Liebe Themisabeth,
Vielen Dank für Deine außergewöhnlich reflektierte, klare, offene und dadurch nachvollziehbare Schilderung dessen, womit Du Dich gerade rumschlägst. Ich musste über mich selber lachen, als ich mich bei den "Bändeln der Zwangsjacke" wiedergefunden habe - manchmal hab ich aber das Gefühl, jemand versucht die nicht hinter meinem Rücken zuzubinden sondern direkt vor meiner Nase ...
Ich hab ne ganze Weile drüber nachgedacht. Zunächst mal ist das, was Dir gerade so zu schaffen macht ja erst mal eigentlich nicht mehr als das typische Problem: "Ich liebe ihn aber er mich nicht."
Ich glaube, Du fühlst Dich von ihm nicht so geliebt wie Du es Dir wünschst. Ich vermute, dass das deswegen so ist, weil seine Verhaltensweisen nicht wirklich erkennen lassen, dass er sich wirklich für Dich interessiert, dass er an Dich denkt, dass er sich wünscht, dass es Dir gut gehen möge, dass er sich Mühe gibt, sich so zu verhalten, dass es Dir gut geht. Ich glaube, dass viele von uns es sich wünschen, auf die gleiche Art geliebt zu werden wie wir es tun wenn wir jemanden lieben. Also zum Beispiel: Ohne Besitzansprüche, ohne Erwartungen, mit echter Zuneigung, mit Interesse und dem Wunsch, dass es dem anderen gut gehen möge, und und und .....
Das kann man in der Beschreibung seines Verhaltens Dir gegenüber nicht wirklich erkennen ("Akku leer"?).
Also ist es für mich absolut nachvollziehbar, dass Du unglücklich bist darüber.
Ich glaube aber, dass die Schlussfolgerungen, die Du aus dieser Situation ziehst, teilweise nicht so ganz zutreffen.
"Die Monos wollen mich alle besitzen und die Polys lassen sich nicht wirklich auf mich ein / wollen keine tiefe emotionelle Beziehung!" Das klingt naheliegend, stimmts?
Aber das ist kein echter Zusammenhang. Ob sich jemand emotionell so auf einen einlässt wie man es sich von ihm wünschst, hat gar nichts damit zu tun ob er Mono oder Poly ist. Sondern nur damit, wie tief er sich auf einen einlassen will. Was man füreinander empfindet, das hängt von der Wechselwirkung zwischen uns beiden ab.

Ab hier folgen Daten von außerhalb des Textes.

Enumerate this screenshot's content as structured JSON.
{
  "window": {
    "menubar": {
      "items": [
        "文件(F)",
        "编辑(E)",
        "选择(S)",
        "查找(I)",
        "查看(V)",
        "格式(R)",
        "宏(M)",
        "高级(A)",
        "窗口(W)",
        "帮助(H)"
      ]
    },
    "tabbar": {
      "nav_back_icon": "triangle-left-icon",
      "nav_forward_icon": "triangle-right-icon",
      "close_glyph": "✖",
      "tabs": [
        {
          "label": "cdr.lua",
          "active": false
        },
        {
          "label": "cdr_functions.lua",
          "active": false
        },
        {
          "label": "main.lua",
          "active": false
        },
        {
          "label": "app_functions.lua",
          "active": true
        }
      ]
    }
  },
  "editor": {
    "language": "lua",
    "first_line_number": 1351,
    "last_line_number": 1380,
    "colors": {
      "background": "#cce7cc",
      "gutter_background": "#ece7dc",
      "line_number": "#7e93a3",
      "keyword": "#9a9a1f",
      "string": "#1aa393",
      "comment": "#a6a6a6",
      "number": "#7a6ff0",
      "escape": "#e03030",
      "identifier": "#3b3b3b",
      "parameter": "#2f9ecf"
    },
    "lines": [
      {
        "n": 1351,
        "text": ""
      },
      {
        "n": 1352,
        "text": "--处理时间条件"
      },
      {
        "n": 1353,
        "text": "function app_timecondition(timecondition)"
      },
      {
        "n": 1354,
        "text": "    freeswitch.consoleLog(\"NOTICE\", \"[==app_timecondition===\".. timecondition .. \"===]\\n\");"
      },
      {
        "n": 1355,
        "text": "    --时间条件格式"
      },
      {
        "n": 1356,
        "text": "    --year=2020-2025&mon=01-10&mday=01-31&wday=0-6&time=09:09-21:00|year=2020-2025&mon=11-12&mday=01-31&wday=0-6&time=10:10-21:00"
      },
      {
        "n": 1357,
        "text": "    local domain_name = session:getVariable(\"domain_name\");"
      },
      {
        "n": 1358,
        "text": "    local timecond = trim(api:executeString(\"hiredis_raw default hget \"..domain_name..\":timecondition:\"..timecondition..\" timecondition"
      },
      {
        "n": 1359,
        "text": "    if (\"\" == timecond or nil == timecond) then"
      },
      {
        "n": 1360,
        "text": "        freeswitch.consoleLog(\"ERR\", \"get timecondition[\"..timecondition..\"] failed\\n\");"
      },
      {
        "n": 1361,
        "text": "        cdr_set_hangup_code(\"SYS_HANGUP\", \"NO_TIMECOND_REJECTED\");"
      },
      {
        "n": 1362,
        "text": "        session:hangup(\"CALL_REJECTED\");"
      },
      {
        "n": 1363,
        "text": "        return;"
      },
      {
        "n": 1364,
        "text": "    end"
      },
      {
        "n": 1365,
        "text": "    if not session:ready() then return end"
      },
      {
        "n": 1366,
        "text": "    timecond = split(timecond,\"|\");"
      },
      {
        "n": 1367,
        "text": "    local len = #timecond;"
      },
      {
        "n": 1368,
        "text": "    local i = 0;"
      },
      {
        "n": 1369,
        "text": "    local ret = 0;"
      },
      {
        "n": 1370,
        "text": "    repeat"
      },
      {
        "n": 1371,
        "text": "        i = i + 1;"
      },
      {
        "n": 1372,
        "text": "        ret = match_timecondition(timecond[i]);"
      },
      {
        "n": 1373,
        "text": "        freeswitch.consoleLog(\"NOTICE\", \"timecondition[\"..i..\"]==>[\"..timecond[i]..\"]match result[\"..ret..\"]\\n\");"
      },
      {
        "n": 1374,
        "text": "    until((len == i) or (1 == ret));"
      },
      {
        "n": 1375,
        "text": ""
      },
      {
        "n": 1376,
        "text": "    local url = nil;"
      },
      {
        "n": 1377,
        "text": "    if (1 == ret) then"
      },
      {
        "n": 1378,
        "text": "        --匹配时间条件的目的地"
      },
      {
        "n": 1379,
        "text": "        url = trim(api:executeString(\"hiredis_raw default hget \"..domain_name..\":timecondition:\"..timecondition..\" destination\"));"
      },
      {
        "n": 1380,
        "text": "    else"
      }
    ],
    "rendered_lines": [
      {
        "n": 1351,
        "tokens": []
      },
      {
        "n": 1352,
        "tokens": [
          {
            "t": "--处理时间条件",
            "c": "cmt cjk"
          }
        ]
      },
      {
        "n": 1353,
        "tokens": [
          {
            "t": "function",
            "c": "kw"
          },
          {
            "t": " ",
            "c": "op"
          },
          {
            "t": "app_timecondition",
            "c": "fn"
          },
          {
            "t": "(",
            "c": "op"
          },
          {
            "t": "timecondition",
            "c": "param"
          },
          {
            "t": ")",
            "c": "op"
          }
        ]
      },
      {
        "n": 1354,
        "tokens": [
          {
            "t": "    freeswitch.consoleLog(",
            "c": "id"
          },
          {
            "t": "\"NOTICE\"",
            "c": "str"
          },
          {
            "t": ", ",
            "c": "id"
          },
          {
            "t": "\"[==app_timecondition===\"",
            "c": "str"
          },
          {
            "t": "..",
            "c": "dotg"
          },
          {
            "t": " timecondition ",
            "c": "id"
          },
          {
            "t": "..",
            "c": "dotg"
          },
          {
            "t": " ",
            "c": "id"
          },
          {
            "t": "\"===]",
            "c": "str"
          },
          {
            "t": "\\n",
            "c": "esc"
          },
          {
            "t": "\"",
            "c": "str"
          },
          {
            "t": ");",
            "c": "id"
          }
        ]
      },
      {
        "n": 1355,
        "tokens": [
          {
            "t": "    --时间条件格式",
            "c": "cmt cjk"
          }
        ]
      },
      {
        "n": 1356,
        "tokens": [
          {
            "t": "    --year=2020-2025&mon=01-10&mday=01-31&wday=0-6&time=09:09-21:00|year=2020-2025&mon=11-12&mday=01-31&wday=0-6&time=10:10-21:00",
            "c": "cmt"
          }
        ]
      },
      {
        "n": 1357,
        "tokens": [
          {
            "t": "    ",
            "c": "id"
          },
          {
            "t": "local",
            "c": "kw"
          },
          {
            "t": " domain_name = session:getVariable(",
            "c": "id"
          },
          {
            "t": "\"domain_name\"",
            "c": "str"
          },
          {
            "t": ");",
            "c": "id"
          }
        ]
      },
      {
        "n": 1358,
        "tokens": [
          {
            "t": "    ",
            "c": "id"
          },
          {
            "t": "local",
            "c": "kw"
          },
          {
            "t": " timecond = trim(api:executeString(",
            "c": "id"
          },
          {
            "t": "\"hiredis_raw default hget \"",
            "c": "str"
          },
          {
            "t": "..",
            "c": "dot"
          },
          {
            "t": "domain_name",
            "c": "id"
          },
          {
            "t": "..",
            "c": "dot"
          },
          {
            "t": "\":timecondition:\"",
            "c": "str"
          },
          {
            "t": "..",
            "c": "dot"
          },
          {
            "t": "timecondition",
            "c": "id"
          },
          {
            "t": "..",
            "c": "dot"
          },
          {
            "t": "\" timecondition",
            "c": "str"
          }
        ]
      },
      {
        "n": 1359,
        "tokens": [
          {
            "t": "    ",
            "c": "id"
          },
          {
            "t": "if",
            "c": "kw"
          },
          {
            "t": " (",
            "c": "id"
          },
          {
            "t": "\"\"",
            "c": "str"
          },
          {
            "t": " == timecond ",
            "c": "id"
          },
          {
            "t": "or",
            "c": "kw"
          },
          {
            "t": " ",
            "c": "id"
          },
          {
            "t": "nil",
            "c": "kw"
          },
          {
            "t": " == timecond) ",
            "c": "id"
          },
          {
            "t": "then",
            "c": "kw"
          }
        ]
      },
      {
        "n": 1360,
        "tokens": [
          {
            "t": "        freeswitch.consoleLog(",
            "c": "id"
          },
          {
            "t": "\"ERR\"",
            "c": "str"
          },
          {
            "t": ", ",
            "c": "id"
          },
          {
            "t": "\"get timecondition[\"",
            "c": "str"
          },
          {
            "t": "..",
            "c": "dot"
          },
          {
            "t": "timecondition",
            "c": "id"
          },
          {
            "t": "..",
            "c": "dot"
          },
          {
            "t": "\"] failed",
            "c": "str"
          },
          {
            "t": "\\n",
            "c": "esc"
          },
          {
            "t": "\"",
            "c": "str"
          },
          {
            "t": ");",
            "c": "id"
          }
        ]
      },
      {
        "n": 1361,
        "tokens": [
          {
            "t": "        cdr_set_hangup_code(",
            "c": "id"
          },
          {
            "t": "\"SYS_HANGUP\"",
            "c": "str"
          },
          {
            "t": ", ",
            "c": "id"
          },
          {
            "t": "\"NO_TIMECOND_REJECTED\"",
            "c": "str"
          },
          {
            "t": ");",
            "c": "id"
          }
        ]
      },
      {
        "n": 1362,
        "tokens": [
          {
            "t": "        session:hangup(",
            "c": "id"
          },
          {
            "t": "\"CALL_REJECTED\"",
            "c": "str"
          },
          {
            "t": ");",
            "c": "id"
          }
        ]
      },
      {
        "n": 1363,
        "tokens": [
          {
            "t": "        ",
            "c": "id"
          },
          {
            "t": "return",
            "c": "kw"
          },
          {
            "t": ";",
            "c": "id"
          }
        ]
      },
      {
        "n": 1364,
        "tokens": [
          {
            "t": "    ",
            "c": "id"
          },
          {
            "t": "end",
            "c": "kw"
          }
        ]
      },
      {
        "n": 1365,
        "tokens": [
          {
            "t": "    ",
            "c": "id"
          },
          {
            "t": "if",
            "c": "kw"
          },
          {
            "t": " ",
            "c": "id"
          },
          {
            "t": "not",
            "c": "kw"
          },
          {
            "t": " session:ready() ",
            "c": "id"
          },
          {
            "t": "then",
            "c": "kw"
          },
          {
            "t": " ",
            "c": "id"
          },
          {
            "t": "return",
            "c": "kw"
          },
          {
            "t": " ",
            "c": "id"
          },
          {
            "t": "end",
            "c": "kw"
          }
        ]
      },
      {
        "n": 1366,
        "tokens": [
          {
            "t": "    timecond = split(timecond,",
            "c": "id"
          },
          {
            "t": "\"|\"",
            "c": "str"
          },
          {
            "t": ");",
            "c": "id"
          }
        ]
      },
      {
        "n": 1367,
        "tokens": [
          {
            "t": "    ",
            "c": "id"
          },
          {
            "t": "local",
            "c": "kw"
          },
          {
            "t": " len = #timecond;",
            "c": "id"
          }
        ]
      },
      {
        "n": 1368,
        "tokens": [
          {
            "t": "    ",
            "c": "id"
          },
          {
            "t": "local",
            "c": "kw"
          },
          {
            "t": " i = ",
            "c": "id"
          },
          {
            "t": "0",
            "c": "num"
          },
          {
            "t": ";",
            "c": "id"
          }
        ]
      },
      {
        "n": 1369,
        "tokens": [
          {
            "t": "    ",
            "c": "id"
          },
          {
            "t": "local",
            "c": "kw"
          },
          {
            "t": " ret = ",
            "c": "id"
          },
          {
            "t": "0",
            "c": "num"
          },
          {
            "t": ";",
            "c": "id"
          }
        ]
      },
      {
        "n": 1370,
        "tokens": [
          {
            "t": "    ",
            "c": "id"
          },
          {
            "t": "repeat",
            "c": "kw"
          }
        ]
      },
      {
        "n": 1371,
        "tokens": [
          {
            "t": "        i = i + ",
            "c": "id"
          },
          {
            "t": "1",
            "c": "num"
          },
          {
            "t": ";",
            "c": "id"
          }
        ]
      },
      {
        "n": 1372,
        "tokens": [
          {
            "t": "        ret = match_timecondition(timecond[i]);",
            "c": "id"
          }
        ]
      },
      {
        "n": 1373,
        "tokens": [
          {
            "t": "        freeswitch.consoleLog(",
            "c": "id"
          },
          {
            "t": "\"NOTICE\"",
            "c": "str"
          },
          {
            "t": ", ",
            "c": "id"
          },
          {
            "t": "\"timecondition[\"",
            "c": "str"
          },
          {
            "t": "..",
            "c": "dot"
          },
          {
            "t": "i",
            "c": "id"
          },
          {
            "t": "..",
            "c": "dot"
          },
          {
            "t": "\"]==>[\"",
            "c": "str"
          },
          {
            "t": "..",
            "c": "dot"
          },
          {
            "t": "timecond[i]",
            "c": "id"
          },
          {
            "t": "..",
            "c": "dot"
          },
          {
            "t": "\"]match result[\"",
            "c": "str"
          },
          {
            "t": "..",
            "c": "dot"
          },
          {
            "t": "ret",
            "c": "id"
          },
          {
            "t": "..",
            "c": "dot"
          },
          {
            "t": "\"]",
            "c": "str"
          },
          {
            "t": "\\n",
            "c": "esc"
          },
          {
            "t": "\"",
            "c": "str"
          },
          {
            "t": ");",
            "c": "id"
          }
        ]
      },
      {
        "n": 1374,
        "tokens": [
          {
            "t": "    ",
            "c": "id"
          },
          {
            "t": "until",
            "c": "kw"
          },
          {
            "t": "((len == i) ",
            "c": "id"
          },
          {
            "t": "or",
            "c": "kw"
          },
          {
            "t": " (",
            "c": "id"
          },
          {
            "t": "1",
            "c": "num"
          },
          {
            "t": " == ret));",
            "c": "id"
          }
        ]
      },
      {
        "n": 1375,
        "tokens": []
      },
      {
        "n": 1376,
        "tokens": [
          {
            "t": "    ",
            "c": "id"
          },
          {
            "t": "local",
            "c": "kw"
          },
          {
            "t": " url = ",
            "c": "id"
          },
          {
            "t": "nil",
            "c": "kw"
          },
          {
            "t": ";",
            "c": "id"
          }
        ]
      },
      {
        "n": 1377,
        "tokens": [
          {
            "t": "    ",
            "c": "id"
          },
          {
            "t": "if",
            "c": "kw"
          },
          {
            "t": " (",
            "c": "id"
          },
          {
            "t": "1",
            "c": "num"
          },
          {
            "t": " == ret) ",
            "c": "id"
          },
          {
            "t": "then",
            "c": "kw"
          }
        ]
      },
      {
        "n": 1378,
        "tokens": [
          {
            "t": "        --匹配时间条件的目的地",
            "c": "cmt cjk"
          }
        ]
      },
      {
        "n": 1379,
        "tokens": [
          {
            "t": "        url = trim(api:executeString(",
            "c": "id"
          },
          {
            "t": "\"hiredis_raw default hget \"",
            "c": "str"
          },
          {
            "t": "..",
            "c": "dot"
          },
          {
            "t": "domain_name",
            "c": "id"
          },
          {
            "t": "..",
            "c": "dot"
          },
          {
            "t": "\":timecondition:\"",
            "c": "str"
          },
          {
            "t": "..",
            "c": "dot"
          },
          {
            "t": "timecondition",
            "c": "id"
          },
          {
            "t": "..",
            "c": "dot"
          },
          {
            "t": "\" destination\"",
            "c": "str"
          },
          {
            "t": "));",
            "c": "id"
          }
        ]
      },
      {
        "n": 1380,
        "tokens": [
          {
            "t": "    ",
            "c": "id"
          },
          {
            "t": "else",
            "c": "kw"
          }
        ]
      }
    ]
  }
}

Wenn er wirklich polyamorös unterwegs ist, dann empfindet er auch für andere Menschen tiefe Emotionen. Er empfindet dann mehr (also mit mehr Menschen), nicht weniger.
Was mit dem Ausdruck "Verbindlichkeit" in einer emotionellen Beziehung gemeint ist, ist mir unklar. Zuverlässigkeit und Sicherheit? Die entstehen aus dem gegenseitigen Verstehen, wenn ich weiß, wie er tickt, dann weiß ich, wie er sich verhalten wird. Ausschließlichkeit? Nee - das ist die Zwangsjacke, die will ich nicht. Verpflichtung? Um Gottes Willen, das will ich schon gar nicht, ich will doch nicht, dass jemand aus Pflichtgefühl das tut was er tut ...
Mittlerweile finde ich mich eher im Bereich "Demisexualität" wieder: Sexualität lebe ich nur mit Menschen, mit denen ich eine emotionale Verbindung habe.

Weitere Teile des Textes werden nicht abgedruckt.